S’adressant au SINC, le géologue Paul R. Bierman, l’un des principaux auteurs de l’étude, explique que le volume de la calotte glaciaire du Groenland a été pris comme base pour calculer ces équivalences, ce qui « est bien connu ». Avec la modélisation de cette couche, ils ont étudié « comment les changements climatiques provoquent la fonte et la quantité d’eau » qu’elle libère. (Lire : Voici comment le secteur financier vise à stopper le changement climatique)

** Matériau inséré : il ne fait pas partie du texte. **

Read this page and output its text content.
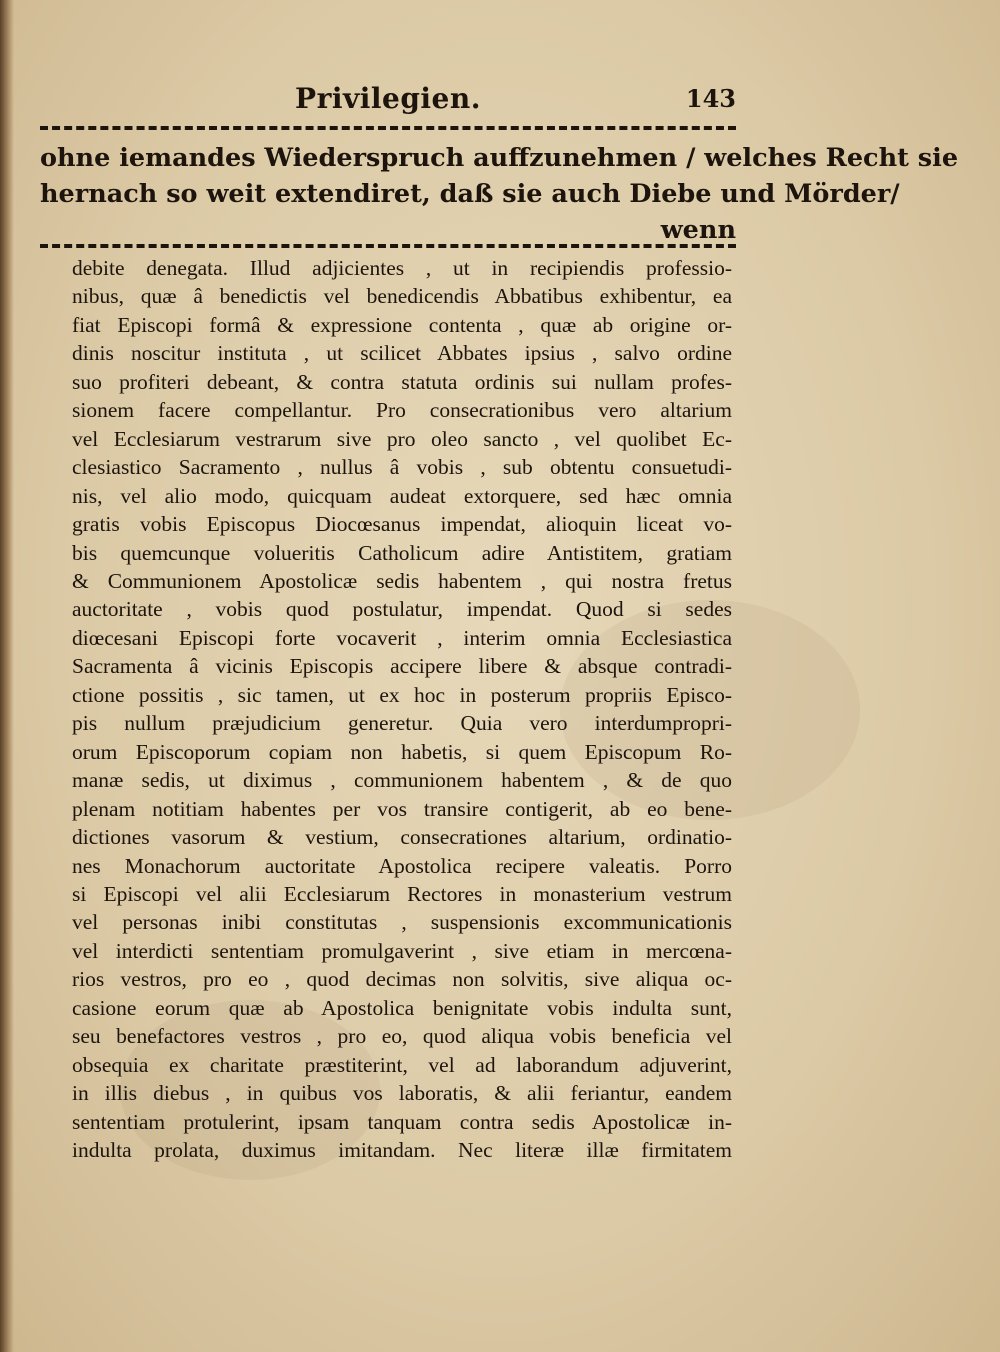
Privilegien.	143
ohne iemandes Wiederspruch auffzunehmen / welches Recht sie
hernach so weit extendiret, daß sie auch Diebe und Mörder/
wenn
debite denegata. Illud adjicientes , ut in recipiendis professio-
nibus, quæ â benedictis vel benedicendis Abbatibus exhibentur, ea
fiat Episcopi formâ & expressione contenta , quæ ab origine or-
dinis noscitur instituta , ut scilicet Abbates ipsius , salvo ordine
suo profiteri debeant, & contra statuta ordinis sui nullam profes-
sionem facere compellantur. Pro consecrationibus vero altarium
vel Ecclesiarum vestrarum sive pro oleo sancto , vel quolibet Ec-
clesiastico Sacramento , nullus â vobis , sub obtentu consuetudi-
nis, vel alio modo, quicquam audeat extorquere, sed hæc omnia
gratis vobis Episcopus Diocœsanus impendat, alioquin liceat vo-
bis quemcunque volueritis Catholicum adire Antistitem, gratiam
& Communionem Apostolicæ sedis habentem , qui nostra fretus
auctoritate , vobis quod postulatur, impendat. Quod si sedes
diœcesani Episcopi forte vocaverit , interim omnia Ecclesiastica
Sacramenta â vicinis Episcopis accipere libere & absque contradi-
ctione possitis , sic tamen, ut ex hoc in posterum propriis Episco-
pis nullum præjudicium generetur. Quia vero interdumpropri-
orum Episcoporum copiam non habetis, si quem Episcopum Ro-
manæ sedis, ut diximus , communionem habentem , & de quo
plenam notitiam habentes per vos transire contigerit, ab eo bene-
dictiones vasorum & vestium, consecrationes altarium, ordinatio-
nes Monachorum auctoritate Apostolica recipere valeatis. Porro
si Episcopi vel alii Ecclesiarum Rectores in monasterium vestrum
vel personas inibi constitutas , suspensionis excommunicationis
vel interdicti sententiam promulgaverint , sive etiam in mercœna-
rios vestros, pro eo , quod decimas non solvitis, sive aliqua oc-
casione eorum quæ ab Apostolica benignitate vobis indulta sunt,
seu benefactores vestros , pro eo, quod aliqua vobis beneficia vel
obsequia ex charitate præstiterint, vel ad laborandum adjuverint,
in illis diebus , in quibus vos laboratis, & alii feriantur, eandem
sententiam protulerint, ipsam tanquam contra sedis Apostolicæ in-
indulta prolata, duximus imitandam. Nec literæ illæ firmitatem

Pour chaque sortie du modèle, Benjamin Keisling de l’Université du Texas à Austin et de l’Observatoire Lamont Doherty de l’Université de Columbia a estimé « le volume d’eau qui a quitté le Groenland et s’est écoulé dans l’océan mondial », décrit Bierman. Pour que la zone de Camp Century ne soit pas gelée, une glace équivalente à « au moins 1,4 mètre d’élévation du niveau de la mer » doit avoir fondu, ajoute-t-il.

températures similaires

Interrogé sur ce que seraient les températures de la période étudiée à l’échelle mondiale et si elles pouvaient être corrélées avec les températures actuelles, Bierman répond : « Les températures pendant le MIS 11 étaient probablement supérieures d’un degré Celsius ou peut-être de 1,5 °C à celles d’aujourd’hui, elles se situent donc dans la fourchette de ce que notre planète aura dans la prochaine décennie, sinon plus tôt, compte tenu du réchauffement actuel.

De l’avis du chercheur du Vermont, ses travaux « impliquent que la calotte glaciaire du Groenland a fondu substantiellement dans un climat pas beaucoup plus chaud que le courant et le niveau de la mer a augmenté. Ainsi, « tant que nous continuerons à émettre des gaz à effet de serre dans l’atmosphère, nous continuerons à pousser la calotte glaciaire du Groenland à fondre dans le futur et à élever le niveau des océans, ce qui aura des effets dévastateurs pour la civilisation humaine », conclut Bierman.